A Travis County grand jury last fall indicted D Guerra Construction LLC and a company supervisor, Carlos Alejandro Guerrero, on criminally negligent homicide charges. The company pleaded guilty in July to a lesser charge — assault causing bodily injury, a misdemeanor. The case against Guerrero is ongoing.

Garza said it was the first time since the early '90s that a corporation had pleaded guilty over a worker's death in Travis County. When announcing the indictments in 2024, he cited an NPR, Texas Public Radio and 1A investigation that year, which found that 250 people died between 2013 and 2023 when trenches they were working in collapsed. Experts said the deaths were preventable. The investigation also found that only 11 employers were criminally charged in instances where workers died. Most offenders got off with a fine, probation or little jail time.

The Occupational Safety and Health Administration (OSHA) found in 2022 that Galvan Batalla's employer was at fault for his death, fined the company nearly $140,000, and referred the case to local prosecutors for potential criminal prosecution.

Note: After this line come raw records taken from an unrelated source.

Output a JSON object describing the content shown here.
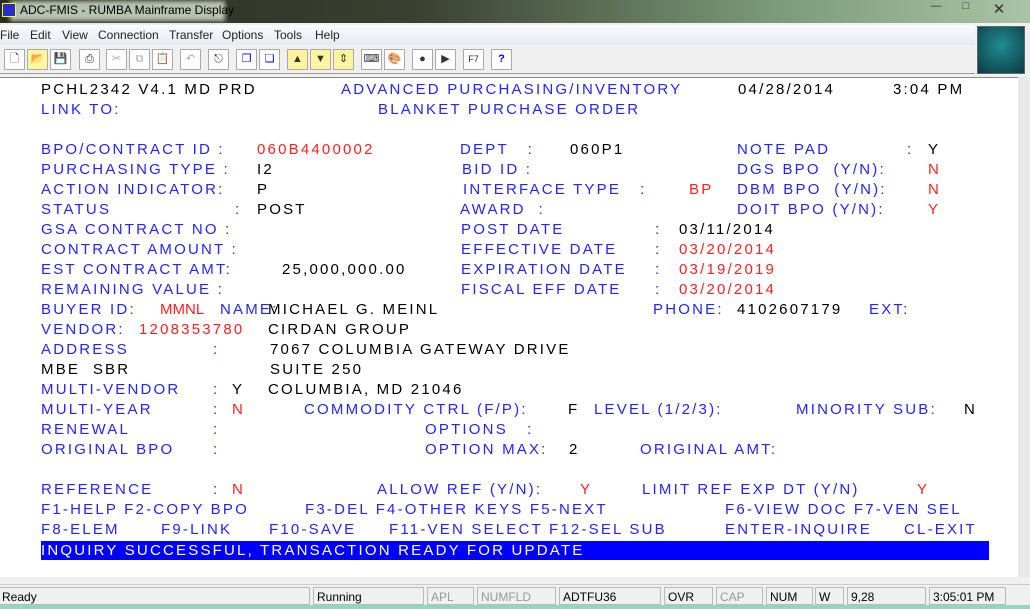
{
  "window": {
    "title": "ADC-FMIS - RUMBA Mainframe Display",
    "controls": [
      "minimize",
      "maximize",
      "close"
    ]
  },
  "menu": [
    "File",
    "Edit",
    "View",
    "Connection",
    "Transfer",
    "Options",
    "Tools",
    "Help"
  ],
  "toolbar": [
    "new-icon",
    "open-icon",
    "save-icon",
    "print-icon",
    "cut-icon",
    "copy-icon",
    "paste-icon",
    "undo-icon",
    "connect-icon",
    "window-icon",
    "window2-icon",
    "send-file-icon",
    "receive-file-icon",
    "transfer-list-icon",
    "keyboard-icon",
    "palette-icon",
    "record-macro-icon",
    "play-macro-icon",
    "F7",
    "help-pointer-icon"
  ],
  "screen": {
    "header": {
      "program": "PCHL2342 V4.1 MD PRD",
      "system": "ADVANCED PURCHASING/INVENTORY",
      "date": "04/28/2014",
      "time": "3:04 PM",
      "link_label": "LINK TO:",
      "title": "BLANKET PURCHASE ORDER"
    },
    "bpo_id": {
      "label": "BPO/CONTRACT ID :",
      "value": "060B4400002"
    },
    "purch_type": {
      "label": "PURCHASING TYPE :",
      "value": "I2"
    },
    "action": {
      "label": "ACTION INDICATOR:",
      "value": "P"
    },
    "status": {
      "label": "STATUS",
      "colon": ":",
      "value": "POST"
    },
    "gsa": {
      "label": "GSA CONTRACT NO :"
    },
    "contract_amount": {
      "label": "CONTRACT AMOUNT :"
    },
    "est_amt": {
      "label": "EST CONTRACT AMT:",
      "value": "25,000,000.00"
    },
    "remaining": {
      "label": "REMAINING VALUE :"
    },
    "dept": {
      "label": "DEPT   :",
      "value": "060P1"
    },
    "bid_id": {
      "label": "BID ID :"
    },
    "interface": {
      "label": "INTERFACE TYPE   :",
      "value": "BP"
    },
    "award": {
      "label": "AWARD  :"
    },
    "post_date": {
      "label": "POST DATE",
      "colon": ":",
      "value": "03/11/2014"
    },
    "effective_date": {
      "label": "EFFECTIVE DATE",
      "colon": ":",
      "value": "03/20/2014"
    },
    "expiration_date": {
      "label": "EXPIRATION DATE",
      "colon": ":",
      "value": "03/19/2019"
    },
    "fiscal_date": {
      "label": "FISCAL EFF DATE",
      "colon": ":",
      "value": "03/20/2014"
    },
    "note_pad": {
      "label": "NOTE PAD",
      "colon": ":",
      "value": "Y"
    },
    "dgs": {
      "label": "DGS BPO  (Y/N):",
      "value": "N"
    },
    "dbm": {
      "label": "DBM BPO  (Y/N):",
      "value": "N"
    },
    "doit": {
      "label": "DOIT BPO (Y/N):",
      "value": "Y"
    },
    "buyer": {
      "label": "BUYER ID:",
      "value": "MMNL",
      "name_label": "NAME:",
      "name": "MICHAEL G. MEINL",
      "phone_label": "PHONE:",
      "phone": "4102607179",
      "ext_label": "EXT:"
    },
    "vendor": {
      "label": "VENDOR:",
      "value": "1208353780",
      "name": "CIRDAN GROUP"
    },
    "address": {
      "label": "ADDRESS",
      "colon": ":",
      "line1": "7067 COLUMBIA GATEWAY DRIVE",
      "line2": "SUITE 250",
      "line3": "COLUMBIA, MD 21046"
    },
    "mbe": "MBE  SBR",
    "multi_vendor": {
      "label": "MULTI-VENDOR",
      "colon": ":",
      "value": "Y"
    },
    "multi_year": {
      "label": "MULTI-YEAR",
      "colon": ":",
      "value": "N"
    },
    "commodity": {
      "label": "COMMODITY CTRL (F/P):",
      "value": "F"
    },
    "level": {
      "label": "LEVEL (1/2/3):"
    },
    "minority": {
      "label": "MINORITY SUB:",
      "value": "N"
    },
    "renewal": {
      "label": "RENEWAL",
      "colon": ":"
    },
    "options": {
      "label": "OPTIONS   :"
    },
    "original_bpo": {
      "label": "ORIGINAL BPO",
      "colon": ":"
    },
    "option_max": {
      "label": "OPTION MAX:",
      "value": "2"
    },
    "original_amt": {
      "label": "ORIGINAL AMT:"
    },
    "reference": {
      "label": "REFERENCE",
      "colon": ":",
      "value": "N"
    },
    "allow_ref": {
      "label": "ALLOW REF (Y/N):",
      "value": "Y"
    },
    "limit_ref": {
      "label": "LIMIT REF EXP DT (Y/N)",
      "value": "Y"
    },
    "fkeys1": [
      "F1-HELP F2-COPY BPO",
      "F3-DEL F4-OTHER KEYS F5-NEXT",
      "F6-VIEW DOC F7-VEN SEL"
    ],
    "fkeys2": [
      "F8-ELEM",
      "F9-LINK",
      "F10-SAVE",
      "F11-VEN SELECT F12-SEL SUB",
      "ENTER-INQUIRE",
      "CL-EXIT"
    ],
    "message": "INQUIRY SUCCESSFUL, TRANSACTION READY FOR UPDATE"
  },
  "statusbar": {
    "state": "Ready",
    "session": "Running",
    "apl": "APL",
    "numfld": "NUMFLD",
    "lu": "ADTFU36",
    "ovr": "OVR",
    "cap": "CAP",
    "num": "NUM",
    "w": "W",
    "cursor": "9,28",
    "clock": "3:05:01 PM"
  },
  "colors": {
    "label": "#2424ff",
    "protected_value": "#000000",
    "highlight": "#ff2020",
    "message_bar": "#0000ff"
  }
}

The OSHA investigation found that the construction company failed to implement required safety systems like a trench box and failed to train workers on the hazards of working in trenches. OSHA defines trenches as narrow excavations deeper than they are wide. All trenches deeper than five feet require safety systems like a trench box, a pair of metal walls attached by metal rods that keep trenches stable and prevent soil from falling onto workers.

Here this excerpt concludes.